I’m somebody now! No, not really the phone book, but a nod to Steve Martin from the Jerk.
I got just as excited as Navan Johnson, though, when my membership card from the Lower East Side Tenement Museum in Manhattan came last week. The quote is my favorite go to when I see my name in print. I said it when I saw my badge from the Ohio History Connection regional meeting I attended in March. Somehow it makes me feel real. It gives me some cred with other professionals. It lets visitors to Findlay Market understand that I really know what I’m talking about when I lead historic tours there.
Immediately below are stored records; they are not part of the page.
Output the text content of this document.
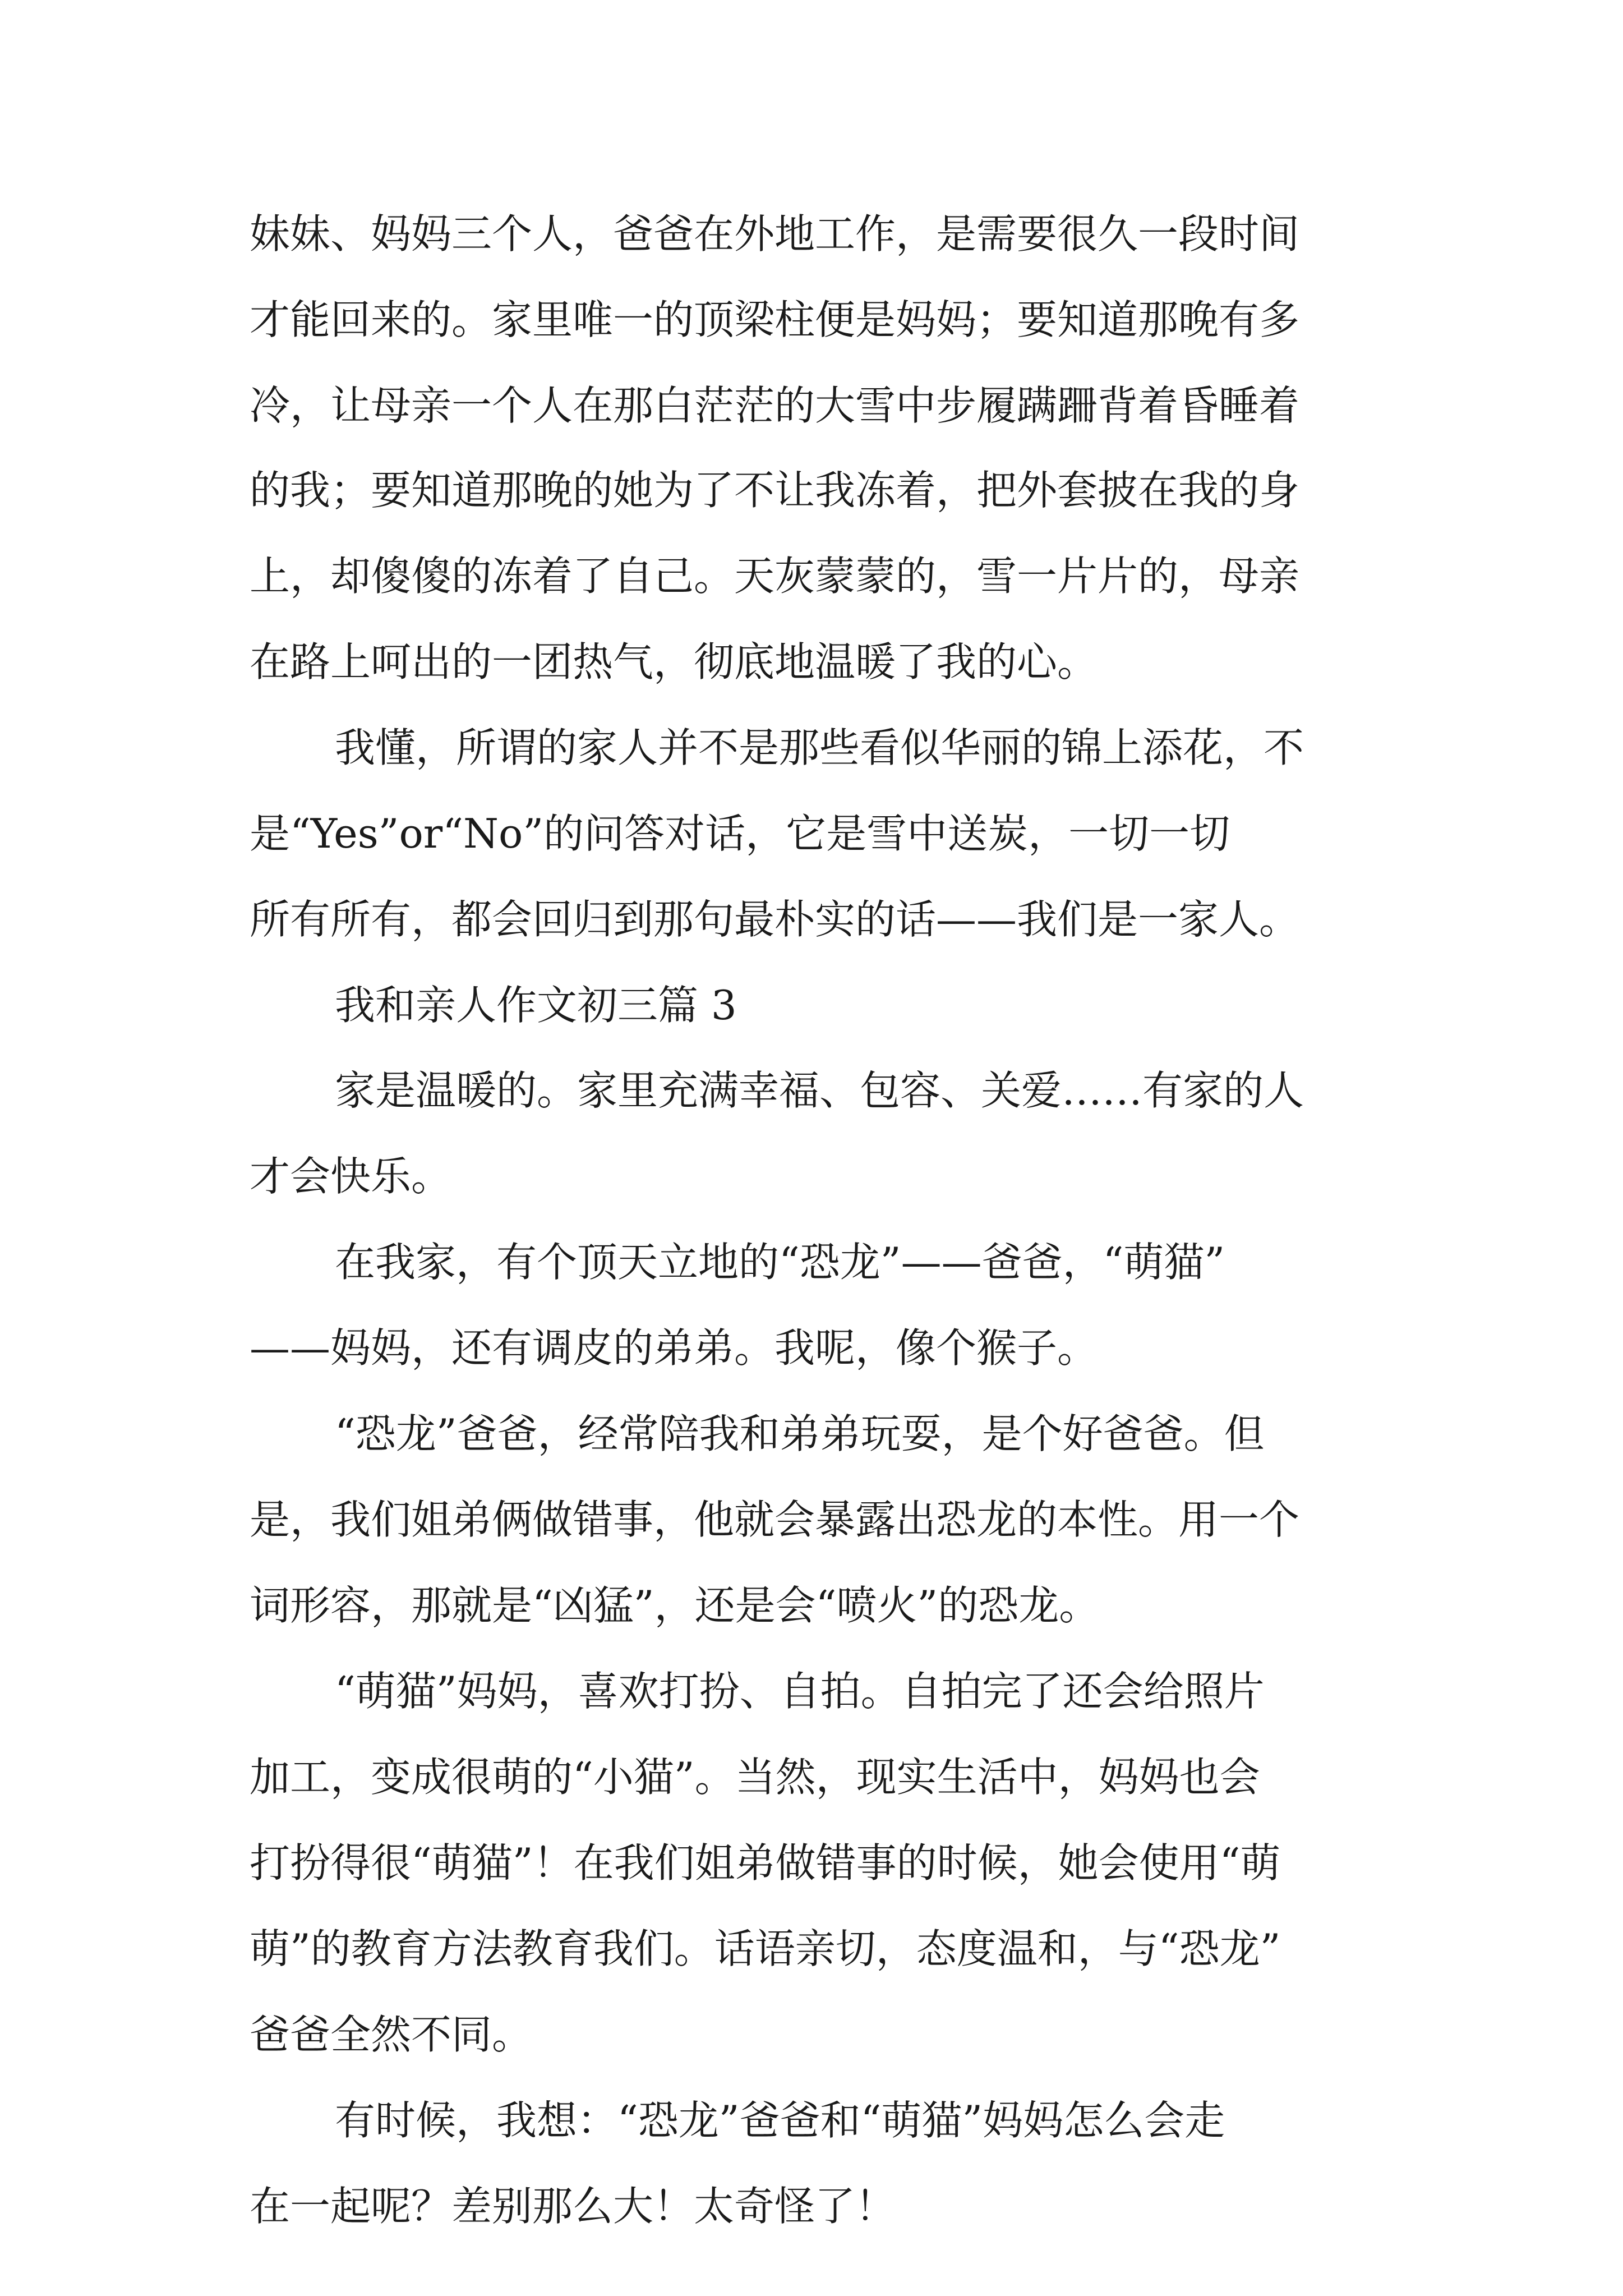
妹妹、妈妈三个人，爸爸在外地工作，是需要很久一段时间
才能回来的。家里唯一的顶梁柱便是妈妈；要知道那晚有多
冷，让母亲一个人在那白茫茫的大雪中步履蹒跚背着昏睡着
的我；要知道那晚的她为了不让我冻着，把外套披在我的身
上，却傻傻的冻着了自己。天灰蒙蒙的，雪一片片的，母亲
在路上呵出的一团热气，彻底地温暖了我的心。
我懂，所谓的家人并不是那些看似华丽的锦上添花，不
是“Yes”or“No”的问答对话，它是雪中送炭，一切一切
所有所有，都会回归到那句最朴实的话——我们是一家人。
我和亲人作文初三篇 3
家是温暖的。家里充满幸福、包容、关爱……有家的人
才会快乐。
在我家，有个顶天立地的“恐龙”——爸爸，“萌猫”
——妈妈，还有调皮的弟弟。我呢，像个猴子。
“恐龙”爸爸，经常陪我和弟弟玩耍，是个好爸爸。但
是，我们姐弟俩做错事，他就会暴露出恐龙的本性。用一个
词形容，那就是“凶猛”，还是会“喷火”的恐龙。
“萌猫”妈妈，喜欢打扮、自拍。自拍完了还会给照片
加工，变成很萌的“小猫”。当然，现实生活中，妈妈也会
打扮得很“萌猫”！在我们姐弟做错事的时候，她会使用“萌
萌”的教育方法教育我们。话语亲切，态度温和，与“恐龙”
爸爸全然不同。
有时候，我想：“恐龙”爸爸和“萌猫”妈妈怎么会走
在一起呢？差别那么大！太奇怪了！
So, Manhattan, yes! That’s the next adventure for Gigi-a-Gogo. I’m trying hard to remain calm and not spend hours on the web looking at maps of Mid-Town and the Lower East Side, figuring out how many things I can see in the few days I’ll be there. I’m going to attend a conference given by the Project for Public Spaces called “How to Create Successful Public Markets” in partial completion of my Applications I class. I also have 5 tours booked at the Tenement Museum and a docent lead tour of Grand Central Station. Get ready for lots of pictures on Instagram and daily posts detailing the excitement of my first time in NYC.
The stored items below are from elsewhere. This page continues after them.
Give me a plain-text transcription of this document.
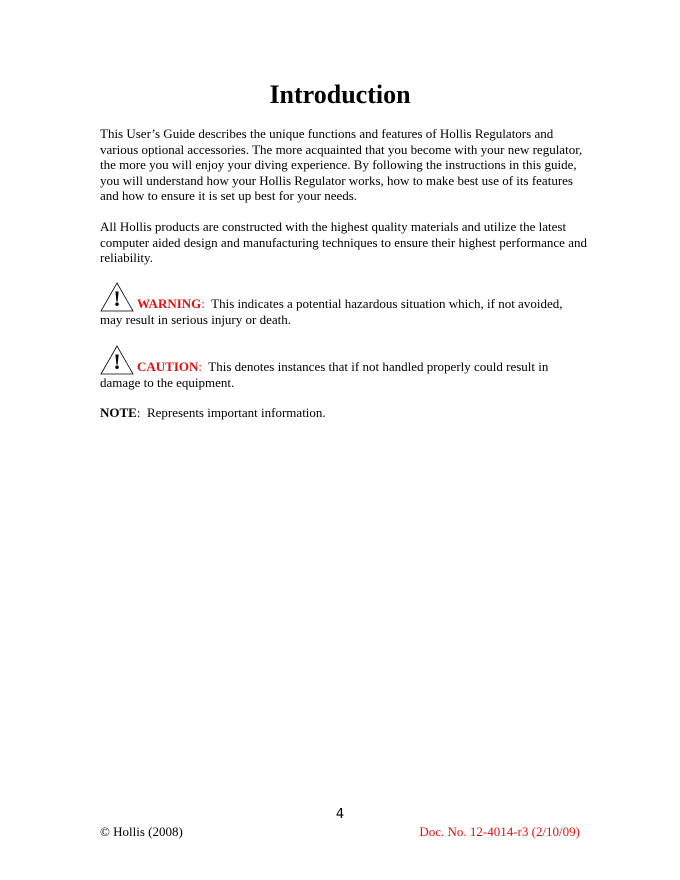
Introduction
This User’s Guide describes the unique functions and features of Hollis Regulators and various optional accessories. The more acquainted that you become with your new regulator, the more you will enjoy your diving experience. By following the instructions in this guide, you will understand how your Hollis Regulator works, how to make best use of its features and how to ensure it is set up best for your needs.
All Hollis products are constructed with the highest quality materials and utilize the latest computer aided design and manufacturing techniques to ensure their highest performance and reliability.
! WARNING:  This indicates a potential hazardous situation which, if not avoided,
may result in serious injury or death.
! CAUTION:  This denotes instances that if not handled properly could result in
damage to the equipment.
NOTE:  Represents important information.
4
© Hollis (2008)	Doc. No. 12-4014-r3 (2/10/09)
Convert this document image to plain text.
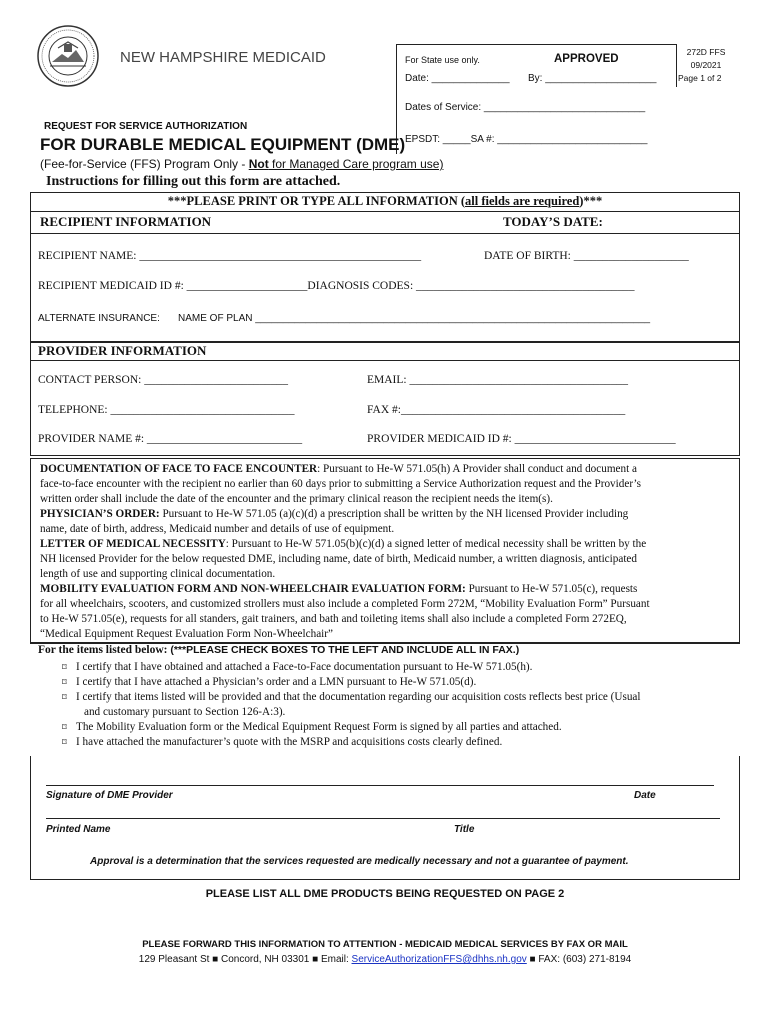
NEW HAMPSHIRE MEDICAID	For State use only.	APPROVED
Date: ______________ By: ____________________
Dates of Service: _____________________________
EPSDT: _____SA #: ___________________________
272D FFS
09/2021
Page 1 of 2
REQUEST FOR SERVICE AUTHORIZATION
FOR DURABLE MEDICAL EQUIPMENT (DME)
(Fee-for-Service (FFS) Program Only - Not for Managed Care program use)
Instructions for filling out this form are attached.
***PLEASE PRINT OR TYPE ALL INFORMATION (all fields are required)***
RECIPIENT INFORMATION	TODAY’S DATE:
RECIPIENT NAME: _________________________________________________	DATE OF BIRTH: ____________________
RECIPIENT MEDICAID ID #: _____________________DIAGNOSIS CODES: ______________________________________
ALTERNATE INSURANCE: NAME OF PLAN _______________________________________________________________________
PROVIDER INFORMATION
CONTACT PERSON: _________________________	EMAIL: ______________________________________
TELEPHONE: ________________________________	FAX #:_______________________________________
PROVIDER NAME #: ___________________________	PROVIDER MEDICAID ID #: ____________________________
DOCUMENTATION OF FACE TO FACE ENCOUNTER: Pursuant to He-W 571.05(h) A Provider shall conduct and document a
face-to-face encounter with the recipient no earlier than 60 days prior to submitting a Service Authorization request and the Provider’s
written order shall include the date of the encounter and the primary clinical reason the recipient needs the item(s).
PHYSICIAN’S ORDER: Pursuant to He-W 571.05 (a)(c)(d) a prescription shall be written by the NH licensed Provider including
name, date of birth, address, Medicaid number and details of use of equipment.
LETTER OF MEDICAL NECESSITY: Pursuant to He-W 571.05(b)(c)(d) a signed letter of medical necessity shall be written by the
NH licensed Provider for the below requested DME, including name, date of birth, Medicaid number, a written diagnosis, anticipated
length of use and supporting clinical documentation.
MOBILITY EVALUATION FORM AND NON-WHEELCHAIR EVALUATION FORM: Pursuant to He-W 571.05(c), requests
for all wheelchairs, scooters, and customized strollers must also include a completed Form 272M, “Mobility Evaluation Form” Pursuant
to He-W 571.05(e), requests for all standers, gait trainers, and bath and toileting items shall also include a completed Form 272EQ,
“Medical Equipment Request Evaluation Form Non-Wheelchair”
For the items listed below: (***PLEASE CHECK BOXES TO THE LEFT AND INCLUDE ALL IN FAX.)
⌑ I certify that I have obtained and attached a Face-to-Face documentation pursuant to He-W 571.05(h).
⌑ I certify that I have attached a Physician’s order and a LMN pursuant to He-W 571.05(d).
⌑ I certify that items listed will be provided and that the documentation regarding our acquisition costs reflects best price (Usual
⌑ The Mobility Evaluation form or the Medical Equipment Request Form is signed by all parties and attached.
⌑ I have attached the manufacturer’s quote with the MSRP and acquisitions costs clearly defined.
and customary pursuant to Section 126-A:3).
Signature of DME Provider	Date
Printed Name	Title
Approval is a determination that the services requested are medically necessary and not a guarantee of payment.
PLEASE LIST ALL DME PRODUCTS BEING REQUESTED ON PAGE 2
PLEASE FORWARD THIS INFORMATION TO ATTENTION - MEDICAID MEDICAL SERVICES BY FAX OR MAIL
129 Pleasant St ■ Concord, NH 03301 ■ Email: ServiceAuthorizationFFS@dhhs.nh.gov ■ FAX: (603) 271-8194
The conference is two days and will be lead by three experienced market builders. One, David O’Neil, is the former General Manager of the Reading Terminal Market in Philadelphia. Being the market groupie I am, I can’t wait bask in the glow of all this historic market bliss. I’m hoping to have some time to connect with Mr. O’Neil to speak with him about his ideas for keeping the wave of urban market popularity alive. I’ve visited the Reading Terminal Market several times. It’s sits beneath where the old terminal train sheds were located in downtown Philadelphia and has been in operation since 1892. It’s a huge indoor space filled with more than 75 vendors selling everything from fresh fish to handmade Amish doughnuts. I’m hopeful I will be able to get back there on one of my long-weekend market jaunts within the next year.
Quick side trip to Philly, back to New York…I’ve had so many recommendations from friends on where to go and what to see. The time I’m spending at the Tenement Museum and Grand Central will add to my arsenal of information about how communities function and how shared public places enable residents to form attachments to place. Think about it. Your block, your school, the park you snuck a smoke in when you were 13 all help to give a definition and sense of self. Imagine how different your life would be if these places were not there when you were growing up. As I am beginning to dig in to my thesis study I am continually amazed to find so many things that contribute to form who we are, what triggers memories of past events, and the attachment that binds it all together. Open, public places need to be prominent in all city plans to give future generations a chance to create that connectedness to place.
Lots of squee* in my life right now. Less than three week until blast-off, not sure I can stand it.
*The sound I make when there’s so much excitement I don’t know what else to do.